Following her post-Katrina mission to create and preserve spaces filled with the spirit of New Orleans, she still invests much of her energy in local organizations such as the Ashé Cultural Center, Cultural Ties Dance Festival, Dancing Grounds, and her own dance lecture and workshop project, The New Orleans Original Buckshop.
“To share New Orleans from an artistic perspective, through dance and history and music, is what my focus has been,” Gibson said. “I’m in the classroom and I’m outside of the classroom, so my teaching, artist practice, and scholarship are all linked together.”

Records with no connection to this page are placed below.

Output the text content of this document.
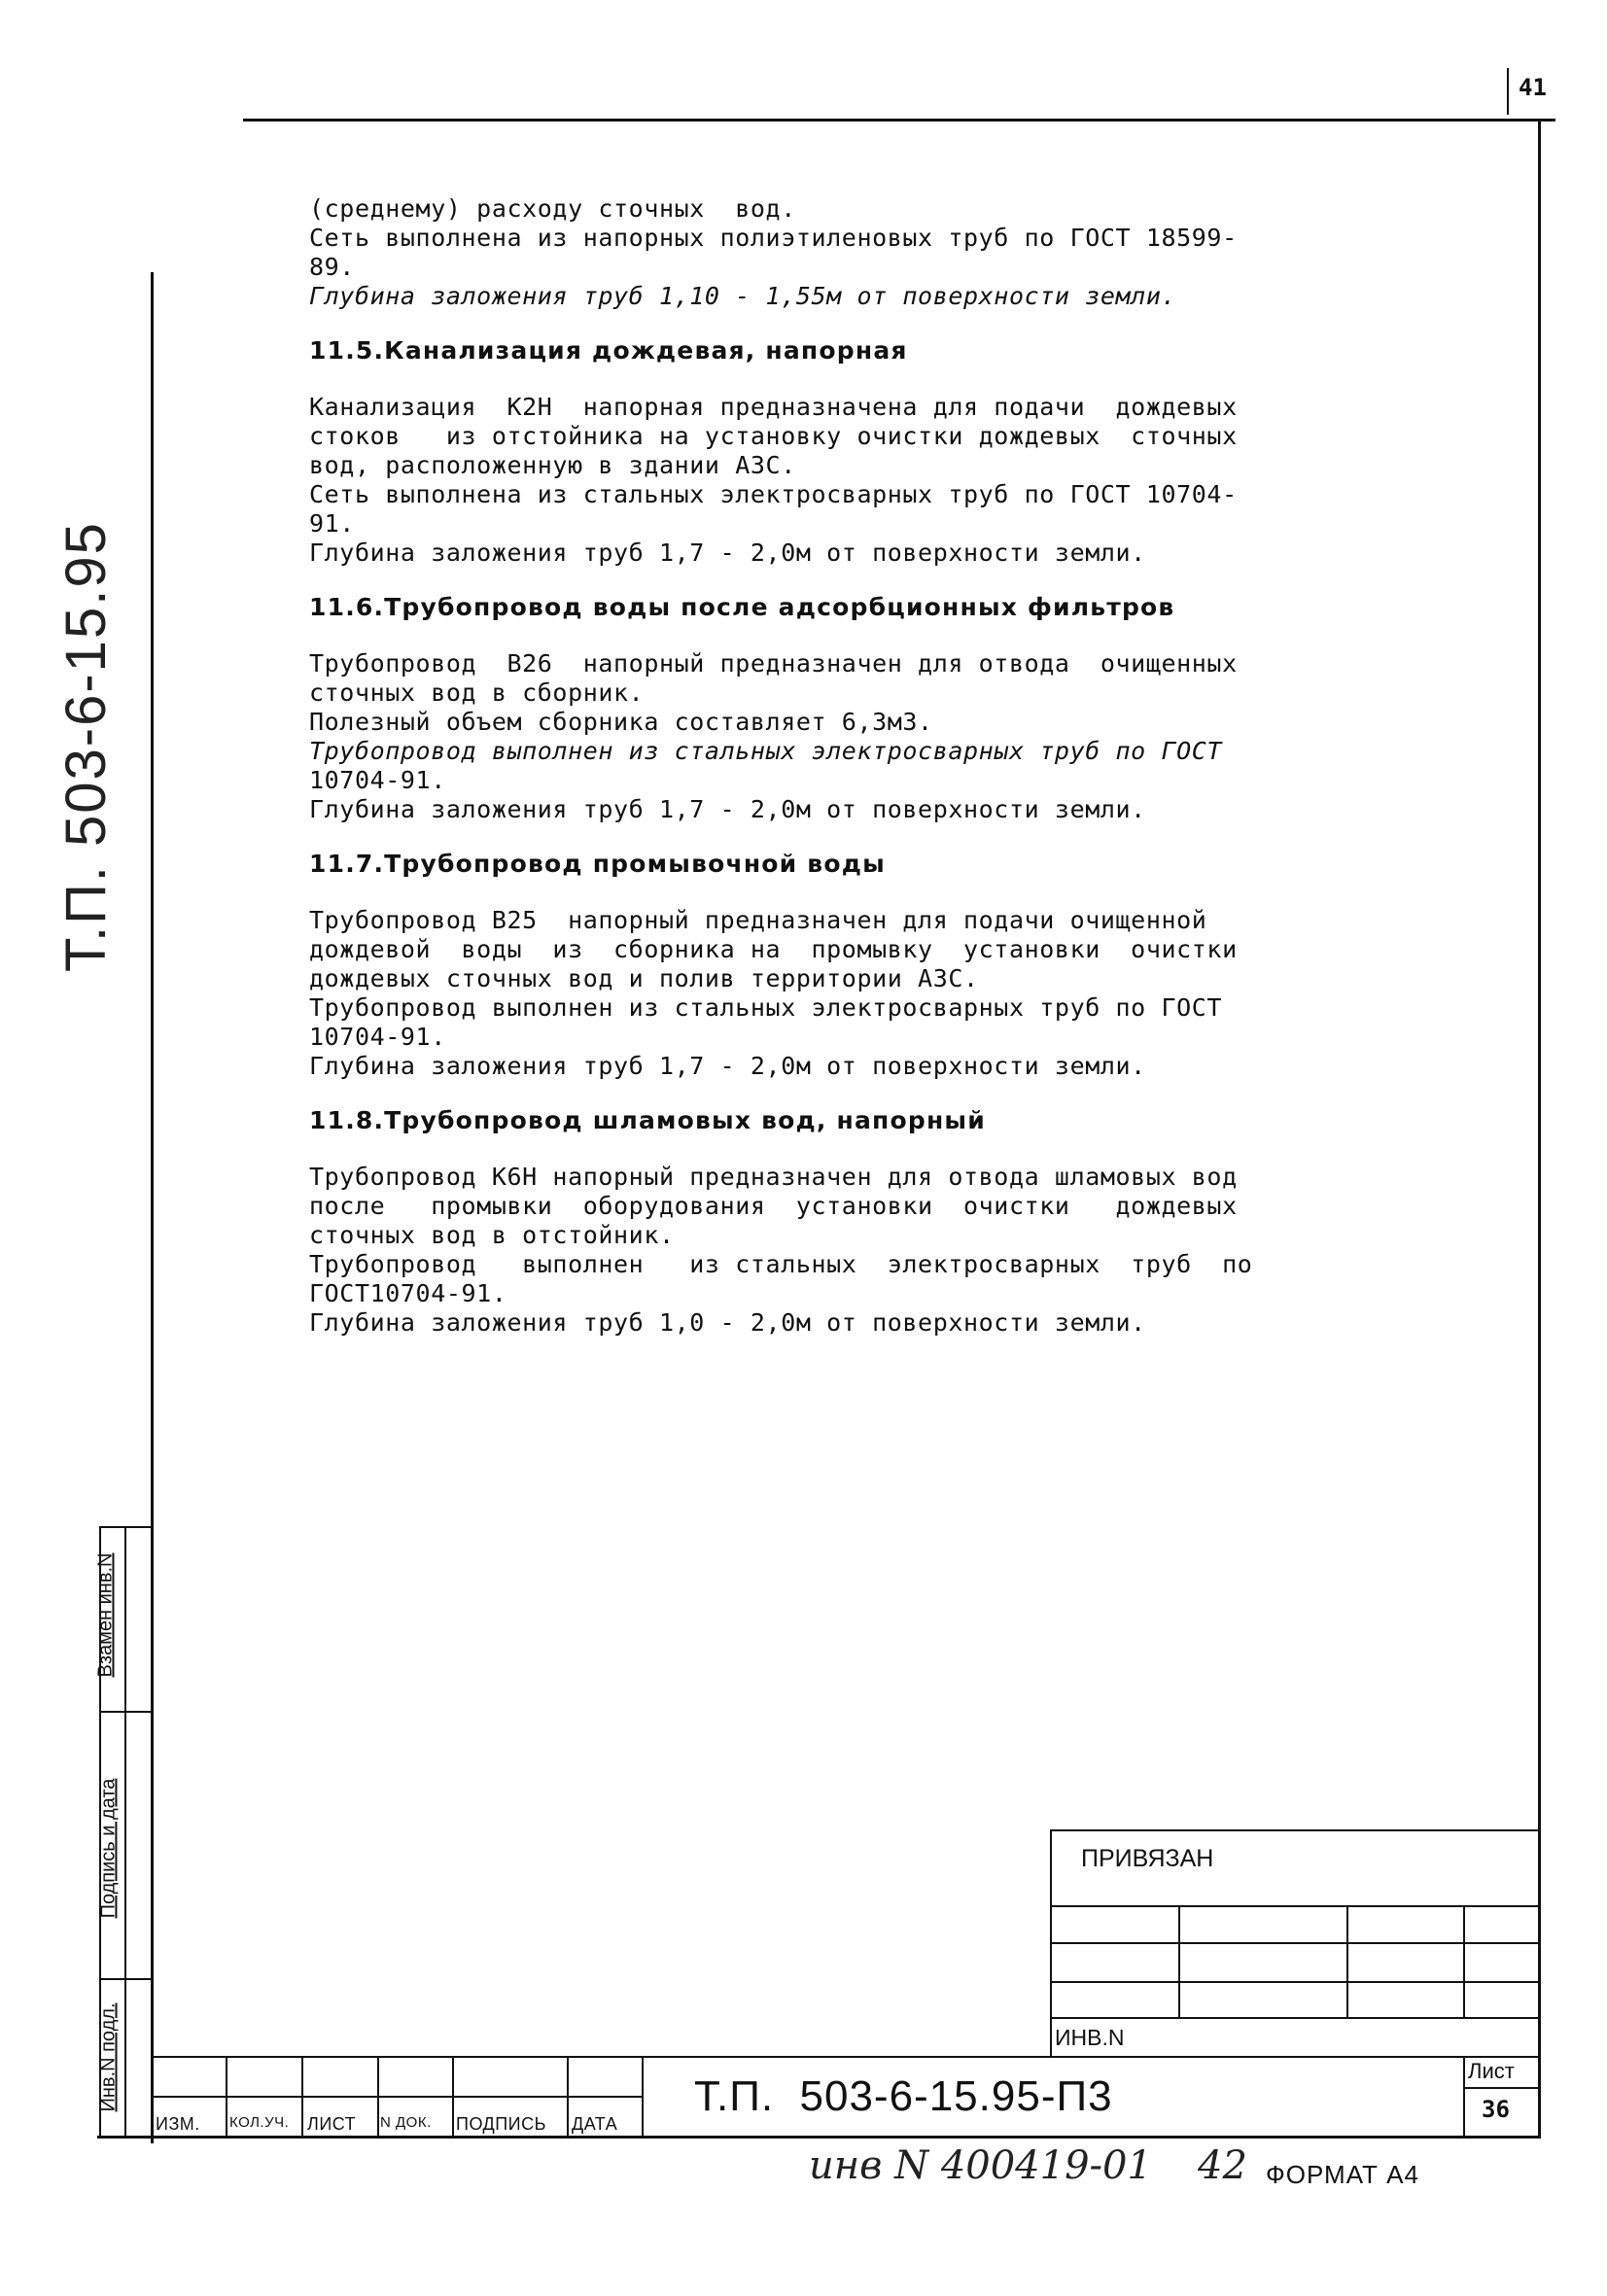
41
Т.П. 503-6-15.95
Взамен инв.N
Подпись и дата
Инв.N подл.
(среднему) расходу сточных  вод.
Сеть выполнена из напорных полиэтиленовых труб по ГОСТ 18599-
89.
Глубина заложения труб 1,10 - 1,55м от поверхности земли.
11.5.Канализация дождевая, напорная
Канализация  К2Н  напорная предназначена для подачи  дождевых
стоков   из отстойника на установку очистки дождевых  сточных
вод, расположенную в здании АЗС.
Сеть выполнена из стальных электросварных труб по ГОСТ 10704-
91.
Глубина заложения труб 1,7 - 2,0м от поверхности земли.
11.6.Трубопровод воды после адсорбционных фильтров
Трубопровод  В26  напорный предназначен для отвода  очищенных
сточных вод в сборник.
Полезный объем сборника составляет 6,3м3.
Трубопровод выполнен из стальных электросварных труб по ГОСТ
10704-91.
Глубина заложения труб 1,7 - 2,0м от поверхности земли.
11.7.Трубопровод промывочной воды
Трубопровод В25  напорный предназначен для подачи очищенной
дождевой  воды  из  сборника на  промывку  установки  очистки
дождевых сточных вод и полив территории АЗС.
Трубопровод выполнен из стальных электросварных труб по ГОСТ
10704-91.
Глубина заложения труб 1,7 - 2,0м от поверхности земли.
11.8.Трубопровод шламовых вод, напорный
Трубопровод К6Н напорный предназначен для отвода шламовых вод
после   промывки  оборудования  установки  очистки   дождевых
сточных вод в отстойник.
Трубопровод   выполнен   из стальных  электросварных  труб  по
ГОСТ10704-91.
Глубина заложения труб 1,0 - 2,0м от поверхности земли.
ПРИВЯЗАН
ИНВ.N
ИЗМ. КОЛ.УЧ. ЛИСТ N ДОК. ПОДПИСЬ ДАТА
Т.П.  503-6-15.95-П3
Лист
36
инв N 400419-01 42 ФОРМАТ А4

Born in Independence, Louisiana, and raised in New Orleans, Gibson began her dance training at Milton School of Dance and an elementary after-school program at the New Orleans Center for Creative Arts (NOCCA). She completed her conservatory training at NOCCA through high school and began undergraduate studies at Dillard University. Gibson eventually paused her studies but later decided to attend Tulane to complete her Bachelor of Fine Arts in dance.
“Tulane’s program gave me hope, even in the midst of everything that I was going through in my personal life,” said Gibson. “They created a space for me, so that as an artist, a mother, a student, I could finish and receive my degree.”